Based on the numbers, Kyle Woestman is Vanderbilt’s best defensive lineman when it comes to getting to the quarterback.
The junior defensive end credits improvement — his own and that of his teammates — for his success.
“As my ability has risen so has that of all the defensive linemen around me,” he said. “I think that’s the biggest part to my success. … If I was just there affecting the pocket, [the quarterback] still would have someplace to scramble. Instead, I have three other guys on the line with me that kind of force him into my hands.
“So I kind of get lucky sometimes.”
Woestman had six sacks last season, which was second on the team to linebacker Chase Garnham. All of them came in the final seven games. Before his first, against Auburn, he played 18 games without one.
Then he had two of the Commodores’ four in last Thursday’s season-opening loss to Ole Miss. The only other SEC player with more than one in the opening weekend of play was Arkansas defensive end Trey Flowers.
“This game I got two sacks but if you watch the film, one of them Vince Taylor, who was a first-time starter as well, had unbelievable pocket presence, kind of forcing [quarterback] Bo Wallace not having much room to scramble,” Woestman said. “So I was able to nab him there in the pocket.
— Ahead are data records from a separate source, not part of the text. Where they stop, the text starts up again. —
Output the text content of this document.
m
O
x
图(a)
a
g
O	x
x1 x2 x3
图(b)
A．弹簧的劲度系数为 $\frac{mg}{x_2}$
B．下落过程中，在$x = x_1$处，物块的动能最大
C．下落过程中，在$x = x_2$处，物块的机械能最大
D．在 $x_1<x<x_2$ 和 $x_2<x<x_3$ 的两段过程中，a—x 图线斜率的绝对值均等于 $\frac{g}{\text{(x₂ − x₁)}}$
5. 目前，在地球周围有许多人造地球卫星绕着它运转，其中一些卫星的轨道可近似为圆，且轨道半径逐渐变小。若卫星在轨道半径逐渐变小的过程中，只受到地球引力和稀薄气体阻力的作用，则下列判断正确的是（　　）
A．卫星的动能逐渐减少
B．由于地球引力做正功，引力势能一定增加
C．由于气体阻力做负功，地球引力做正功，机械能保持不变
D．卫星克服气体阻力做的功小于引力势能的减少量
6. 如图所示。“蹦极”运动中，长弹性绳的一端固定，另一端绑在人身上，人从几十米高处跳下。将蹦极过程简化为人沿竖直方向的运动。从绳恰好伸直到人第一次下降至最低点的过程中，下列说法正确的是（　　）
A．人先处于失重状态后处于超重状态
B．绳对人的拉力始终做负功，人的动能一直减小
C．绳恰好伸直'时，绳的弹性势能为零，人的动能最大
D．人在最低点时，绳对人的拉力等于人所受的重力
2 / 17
“On the other one, we had our ‘wild’ package in with our four defensive ends and Walker [May] and Steve [Weatherly] did a great job of collapsing the pocket with the tackles, and I was [playing defensive tackle] and managed to wiggle my way around and make a play.”
Whatever the reason, Woestman now has four sacks in his last two games (he had two in the Music City Bowl victory against North Carolina State) and eight in the last eight contests.
If things get much better, he could become the first Vanderbilt player since Alan Young in 1993 to reach double figures in a season.
“I would say a lot of it has to do with confidence,” Woestman said. “It’s confidence in my playing ability and in the people next to me.
“It’s definitely been a big confidence factor. That’s been kind of the biggest change – our talent level and our ability to disrupt the pocket and make the quarterback feel under duress. And then just sack him.”